Monday, March 18, 2019

Coastal Trail Series Sussex 55km race report

After every race I make myself notes of what went well and what I should have done differently. Sometimes the should-have-done-differentlys are on the ridiculous side ("don't, on a whim, triple the amount of coffee in your sports drink") and sometimes they're more substantial ("I needed more hill training for this course"). After the Coastal Trail Series Sussex 55km, I am, for the first time, completely at a loss for what I could write in the errors section of the notes. I've spent the better part of the plane ride home thinking about it and the best I could come up with is that I should have taken only half a water bottle instead of a full one at mile 15, since it was only three miles from there to my next support stop. Not exactly a disastrous mistake!!
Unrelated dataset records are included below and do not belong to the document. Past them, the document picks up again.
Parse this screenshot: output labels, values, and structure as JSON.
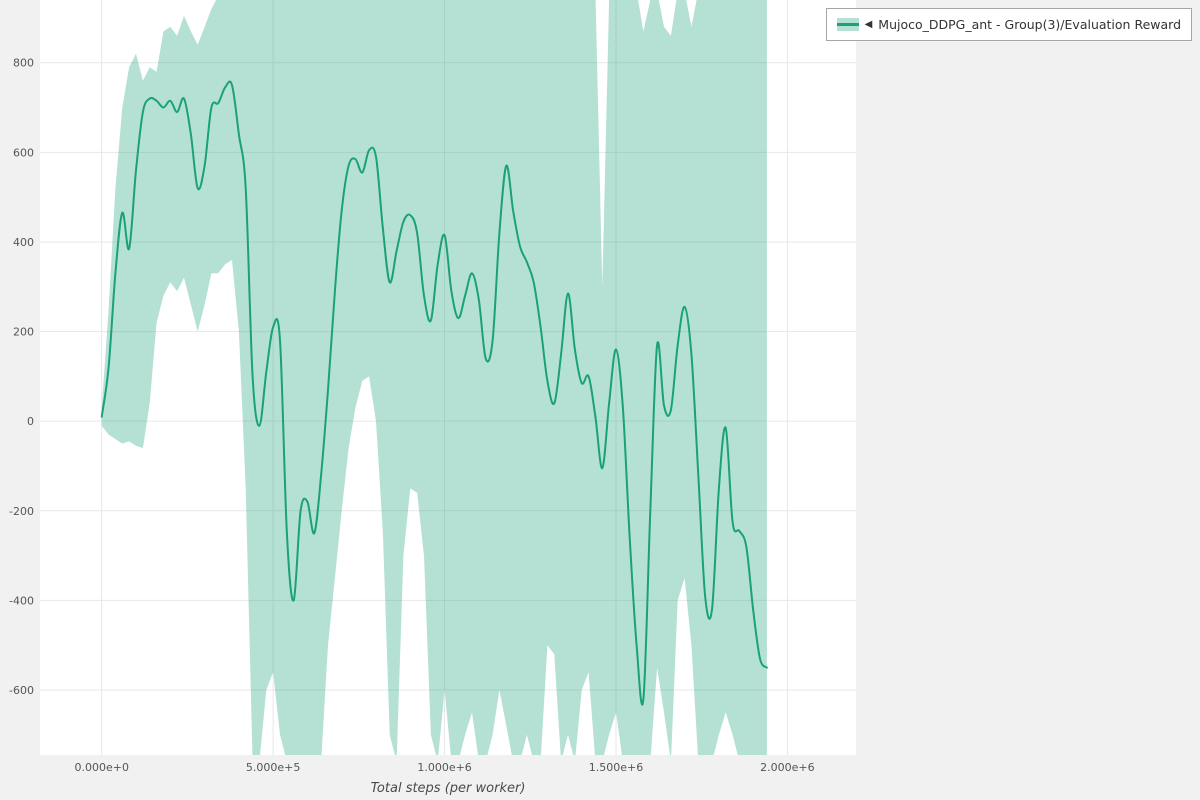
{
  "page": {
    "background": "#f1f1f2"
  },
  "legend": {
    "collapse_icon": "◀",
    "label": "Mujoco_DDPG_ant - Group(3)/Evaluation Reward"
  },
  "chart_data": {
    "type": "line",
    "title": "",
    "xlabel": "Total steps (per worker)",
    "ylabel": "",
    "series_name": "Mujoco_DDPG_ant - Group(3)/Evaluation Reward",
    "x_unit": "steps",
    "x0": 0,
    "dx": 20000,
    "mean": [
      10,
      120,
      330,
      465,
      385,
      560,
      690,
      720,
      715,
      700,
      715,
      690,
      720,
      640,
      520,
      570,
      700,
      710,
      745,
      750,
      640,
      520,
      100,
      -10,
      110,
      210,
      180,
      -250,
      -400,
      -200,
      -180,
      -250,
      -120,
      70,
      290,
      470,
      570,
      585,
      555,
      605,
      590,
      430,
      310,
      380,
      445,
      460,
      420,
      280,
      225,
      350,
      415,
      290,
      230,
      280,
      330,
      270,
      140,
      180,
      420,
      570,
      470,
      390,
      355,
      310,
      210,
      90,
      40,
      150,
      285,
      160,
      85,
      100,
      10,
      -105,
      40,
      160,
      30,
      -260,
      -500,
      -620,
      -200,
      170,
      35,
      25,
      170,
      255,
      150,
      -120,
      -390,
      -420,
      -150,
      -15,
      -225,
      -245,
      -280,
      -420,
      -530,
      -550
    ],
    "band_lower": [
      -10,
      -30,
      -40,
      -50,
      -45,
      -55,
      -60,
      40,
      220,
      280,
      310,
      290,
      320,
      260,
      200,
      260,
      330,
      330,
      350,
      360,
      200,
      -150,
      -760,
      -760,
      -600,
      -560,
      -700,
      -760,
      -760,
      -760,
      -760,
      -760,
      -760,
      -500,
      -350,
      -200,
      -60,
      30,
      90,
      100,
      0,
      -250,
      -700,
      -760,
      -300,
      -150,
      -160,
      -300,
      -700,
      -760,
      -600,
      -760,
      -760,
      -700,
      -650,
      -760,
      -760,
      -700,
      -600,
      -680,
      -760,
      -760,
      -700,
      -760,
      -760,
      -500,
      -520,
      -760,
      -700,
      -760,
      -600,
      -560,
      -760,
      -760,
      -700,
      -650,
      -760,
      -760,
      -760,
      -760,
      -760,
      -550,
      -650,
      -760,
      -400,
      -350,
      -500,
      -760,
      -760,
      -760,
      -700,
      -650,
      -700,
      -760,
      -760,
      -760,
      -760,
      -760
    ],
    "band_upper": [
      30,
      250,
      520,
      700,
      790,
      820,
      760,
      790,
      780,
      870,
      880,
      860,
      905,
      870,
      840,
      880,
      920,
      950,
      960,
      960,
      960,
      960,
      960,
      960,
      960,
      960,
      960,
      960,
      960,
      960,
      960,
      960,
      960,
      960,
      960,
      960,
      960,
      960,
      960,
      960,
      960,
      960,
      960,
      960,
      960,
      960,
      960,
      960,
      960,
      960,
      960,
      960,
      960,
      960,
      960,
      960,
      960,
      960,
      960,
      960,
      960,
      960,
      960,
      960,
      960,
      960,
      960,
      960,
      960,
      960,
      960,
      960,
      960,
      300,
      940,
      960,
      960,
      960,
      960,
      870,
      940,
      960,
      880,
      860,
      960,
      960,
      880,
      960,
      960,
      960,
      960,
      960,
      960,
      960,
      960,
      960,
      960,
      960
    ],
    "xlim": [
      -180000,
      2200000
    ],
    "ylim": [
      -745,
      940
    ],
    "x_ticks": [
      {
        "value": 0,
        "label": "0.000e+0"
      },
      {
        "value": 500000,
        "label": "5.000e+5"
      },
      {
        "value": 1000000,
        "label": "1.000e+6"
      },
      {
        "value": 1500000,
        "label": "1.500e+6"
      },
      {
        "value": 2000000,
        "label": "2.000e+6"
      }
    ],
    "y_ticks": [
      {
        "value": -600,
        "label": "-600"
      },
      {
        "value": -400,
        "label": "-400"
      },
      {
        "value": -200,
        "label": "-200"
      },
      {
        "value": 0,
        "label": "0"
      },
      {
        "value": 200,
        "label": "200"
      },
      {
        "value": 400,
        "label": "400"
      },
      {
        "value": 600,
        "label": "600"
      },
      {
        "value": 800,
        "label": "800"
      }
    ],
    "grid": true,
    "legend_position": "top-right-outside",
    "colors": {
      "line": "#1aa179",
      "band": "#1aa179",
      "band_opacity": 0.32,
      "grid": "#e7e7e7",
      "panel": "#ffffff",
      "tick_text": "#555555",
      "label_text": "#4a4a4a"
    }
  }
}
prerace sightseeing along the course



Most of my prerace concerns had to do with weather. The race is over exposed ground right on the coastal cliffs, and it was supposed to be around 30mph winds with gusts up to 50mph. It was freezing cold at packet pickup just before the race start. The guy manning the t-shirt desk wordlessly handed me a size medium. When I asked for a small instead, he gave me an incredulous look and asked if I had seen what the small size was like. I was confused for a second, then realized I was wearing 8 layers of clothing and was not looking particularly small at that moment.




Actually I guess I spent most of the prerace period looking ridiculous. While every other runner wandered around stretching and jogging and generally looking professional and prepared, I was the one wearing overly short pink children's sweatpants and scraping hard caked mud out of my shoe treads with a hotel room key card. One day I will nail the not-looking-ridiculous part of racing, but that day was not yesterday.

After the world's longest briefing, we finally started running. The first section of the race is straight into the wind, over the Seven Sisters hills on the coast. It's beautiful but it was like trying to run into a giant hair dryer--there were a lot of runners chasing after lost hats! Fortunately I had been out here for a training run so I knew what I was in for. I took it pretty easy on this section, then sped up to race effort after 5km when we turned inland and briefly got a bit of shelter. And the reward for surviving each headwind section was an amazing tailwind section, or at least amazing until a sudden tailwind gust nearly blew me off a cliff.

we ran past the Long Man.  it was very long.

People were friendly at this race, and getting to talk to a few people made the first third go by quickly. Divesh, my support crew extraordinare, met me at several places for water bottle exchanges, and never being far from one of those also made the miles fly by. I also had a nice half mile or so with Alice, who won the accompanying half marathon.


My first 25 miles were basically spent in suspense, wondering if and when I was going to hit a wall or bonk or possibly go insane from the uncomfortably loud roaring of the wind in my ears. But by mile 25, none of those things had happened. I felt oddly... good. Like really good. I was running up hills I would have thought I would have had to walk. I never got nauseated. The math changed from wondering if I had a shot at the course record to knowing that, absent some sudden injury, I was going to get it by a decent margin. 

And that was it really! Nothing dramatic to report, just a nice steady race with possibly my most even splits ever. I feel like a completely different runner from my pre-injury year.  So what's different than in the past? First, I've sorted out better training through coaching from David Roche. Second, I've put in hundreds of hours of nutrition research and have finally reached what seems like the right answers. Conclusion: it's definitely still possible to get faster when you're old and missing foot parts!